We therefore propose a simple bias-reduced estimator that eliminates the first- and higher-order bias of the GPH estimator. The bias-reduced estimator is the same as the GPH estimator except that one includes frequencies to the power 2k (for k = 1, …, r, for some integer r) as additional regressors in the pseudo-regression model that yields the GPH estimator. We establish the asymptotic bias, variance, and mean-squared error (MSE), determine the MSE-optimal choice of the number of frequencies to include in the regression, and establish asymptotic normality. Under general assumptions, these results show that the bias goes to zero at a faster rate than that of the GPH estimator but that its variance only is increased by a multiplicative constant. In consequence, the optimal rate of convergence to zero of the MSE is faster than that of the GPH estimator. Extensive Monte Carlo simulation results for stationary Gaussian ARFIMA(1, d, 1) and (2, d, 0) models show that the bias-reduced estimators perform well relative to the GPH estimator.

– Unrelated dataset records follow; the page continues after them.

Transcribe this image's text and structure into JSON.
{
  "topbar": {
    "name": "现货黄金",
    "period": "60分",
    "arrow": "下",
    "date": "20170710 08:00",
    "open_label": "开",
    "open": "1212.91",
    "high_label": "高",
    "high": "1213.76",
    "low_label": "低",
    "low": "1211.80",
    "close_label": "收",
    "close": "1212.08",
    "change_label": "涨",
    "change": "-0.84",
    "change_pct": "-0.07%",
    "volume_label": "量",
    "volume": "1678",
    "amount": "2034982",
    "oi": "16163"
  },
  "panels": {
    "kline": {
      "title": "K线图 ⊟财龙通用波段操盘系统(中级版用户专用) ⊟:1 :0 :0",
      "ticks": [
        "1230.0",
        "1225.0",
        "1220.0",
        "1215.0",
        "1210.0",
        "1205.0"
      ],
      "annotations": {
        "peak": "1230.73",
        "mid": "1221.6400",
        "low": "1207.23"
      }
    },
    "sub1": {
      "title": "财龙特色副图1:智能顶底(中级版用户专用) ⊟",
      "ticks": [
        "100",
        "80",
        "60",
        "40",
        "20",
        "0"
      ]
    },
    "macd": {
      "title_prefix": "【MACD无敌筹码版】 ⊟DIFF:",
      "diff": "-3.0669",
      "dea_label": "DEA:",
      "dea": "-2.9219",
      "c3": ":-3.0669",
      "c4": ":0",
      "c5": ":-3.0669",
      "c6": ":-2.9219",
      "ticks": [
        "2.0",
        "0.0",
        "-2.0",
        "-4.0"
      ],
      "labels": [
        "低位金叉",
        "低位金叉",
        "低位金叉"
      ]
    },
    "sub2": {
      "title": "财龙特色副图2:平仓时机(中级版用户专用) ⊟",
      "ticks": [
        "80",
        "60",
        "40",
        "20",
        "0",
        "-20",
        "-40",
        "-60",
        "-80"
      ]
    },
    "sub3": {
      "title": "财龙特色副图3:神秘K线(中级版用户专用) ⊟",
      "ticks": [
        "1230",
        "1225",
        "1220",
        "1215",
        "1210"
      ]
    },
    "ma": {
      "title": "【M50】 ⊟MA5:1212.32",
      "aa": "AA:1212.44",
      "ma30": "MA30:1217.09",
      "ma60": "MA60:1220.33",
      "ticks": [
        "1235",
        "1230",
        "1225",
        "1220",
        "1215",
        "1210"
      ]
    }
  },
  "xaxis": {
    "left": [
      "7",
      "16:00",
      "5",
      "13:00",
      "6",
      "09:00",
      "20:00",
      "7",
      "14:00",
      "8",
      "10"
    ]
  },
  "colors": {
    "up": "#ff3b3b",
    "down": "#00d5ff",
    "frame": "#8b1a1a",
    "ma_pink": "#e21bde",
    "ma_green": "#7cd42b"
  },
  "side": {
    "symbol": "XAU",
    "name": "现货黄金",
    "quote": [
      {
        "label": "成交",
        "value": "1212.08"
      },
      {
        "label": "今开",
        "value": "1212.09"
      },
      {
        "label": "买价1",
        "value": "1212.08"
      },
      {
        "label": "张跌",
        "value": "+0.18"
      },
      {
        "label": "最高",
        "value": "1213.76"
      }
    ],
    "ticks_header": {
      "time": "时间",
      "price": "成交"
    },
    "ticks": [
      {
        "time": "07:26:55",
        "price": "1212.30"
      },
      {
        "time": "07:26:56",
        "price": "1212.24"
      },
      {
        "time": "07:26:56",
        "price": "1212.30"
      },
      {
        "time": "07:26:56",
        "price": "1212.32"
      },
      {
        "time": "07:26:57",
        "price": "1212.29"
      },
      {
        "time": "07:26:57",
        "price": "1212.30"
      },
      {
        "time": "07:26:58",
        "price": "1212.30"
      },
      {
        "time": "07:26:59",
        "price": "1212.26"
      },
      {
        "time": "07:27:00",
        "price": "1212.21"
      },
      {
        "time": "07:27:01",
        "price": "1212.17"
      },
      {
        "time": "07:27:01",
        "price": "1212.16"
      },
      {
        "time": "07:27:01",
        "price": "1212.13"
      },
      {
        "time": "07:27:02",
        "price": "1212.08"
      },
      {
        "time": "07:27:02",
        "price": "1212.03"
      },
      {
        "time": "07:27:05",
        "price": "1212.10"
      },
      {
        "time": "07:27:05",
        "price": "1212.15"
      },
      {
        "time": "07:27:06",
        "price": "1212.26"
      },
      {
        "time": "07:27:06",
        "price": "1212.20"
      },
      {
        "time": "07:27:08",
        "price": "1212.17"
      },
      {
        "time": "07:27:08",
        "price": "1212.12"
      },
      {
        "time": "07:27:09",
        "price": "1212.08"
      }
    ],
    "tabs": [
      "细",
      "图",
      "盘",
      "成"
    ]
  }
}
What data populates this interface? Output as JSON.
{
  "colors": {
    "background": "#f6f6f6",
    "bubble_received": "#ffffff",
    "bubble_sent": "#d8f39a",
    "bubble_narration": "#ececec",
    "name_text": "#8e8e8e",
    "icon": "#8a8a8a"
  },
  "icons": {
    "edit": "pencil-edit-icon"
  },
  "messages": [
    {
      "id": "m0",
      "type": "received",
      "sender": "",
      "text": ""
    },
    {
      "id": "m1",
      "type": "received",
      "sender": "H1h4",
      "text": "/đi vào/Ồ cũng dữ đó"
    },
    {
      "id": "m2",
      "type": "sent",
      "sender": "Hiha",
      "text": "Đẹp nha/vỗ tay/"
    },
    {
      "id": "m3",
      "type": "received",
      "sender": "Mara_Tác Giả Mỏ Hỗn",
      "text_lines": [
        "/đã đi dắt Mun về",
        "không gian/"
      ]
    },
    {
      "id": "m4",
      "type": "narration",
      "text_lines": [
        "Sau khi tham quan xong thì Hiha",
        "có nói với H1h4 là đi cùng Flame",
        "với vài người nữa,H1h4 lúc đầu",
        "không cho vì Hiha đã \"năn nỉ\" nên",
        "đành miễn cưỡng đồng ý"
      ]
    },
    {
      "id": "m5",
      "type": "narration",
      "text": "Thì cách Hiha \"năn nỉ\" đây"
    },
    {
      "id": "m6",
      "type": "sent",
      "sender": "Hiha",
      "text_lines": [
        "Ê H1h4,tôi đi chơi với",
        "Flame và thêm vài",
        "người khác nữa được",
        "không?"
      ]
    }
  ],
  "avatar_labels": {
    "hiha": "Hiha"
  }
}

III. Dynamic Combination of Models and an Application to Conditional Variance Prediction in Stock Market Time Series

ARCH type models have been criticized for their poor predictive performance and their high persistence of volatility. These deficiencies might well result from structural changes in the ARCH process over time. As a possible remedy to these problems, I introduce a general method that links variable length Markov chain models for discrete time series, with real-valued time series models. The resulting model class, which I call Dynamic Combination of Models (DCM), incorporates the idea of model mixing and model switching and thus allows the parameters of the model to change over time. The transition probabilities for the regime in the next period depend on a possibly long history. Unlike the Markov-switching approaches in the literature I do not restrict the length of the history to a certain fixed number of periods. I present an efficient computational method to estimate DCM using the so-called context algorithm.

I then apply a particular GARCH(1,1) DCM to the prediction of the conditional variance in stock market time series. The study shows that the new DCM estimator has competitive in-sample and out-sample performance for various loss functions. The new estimator's volatility forecasts are less persistent to individual shocks than are those of GARCH.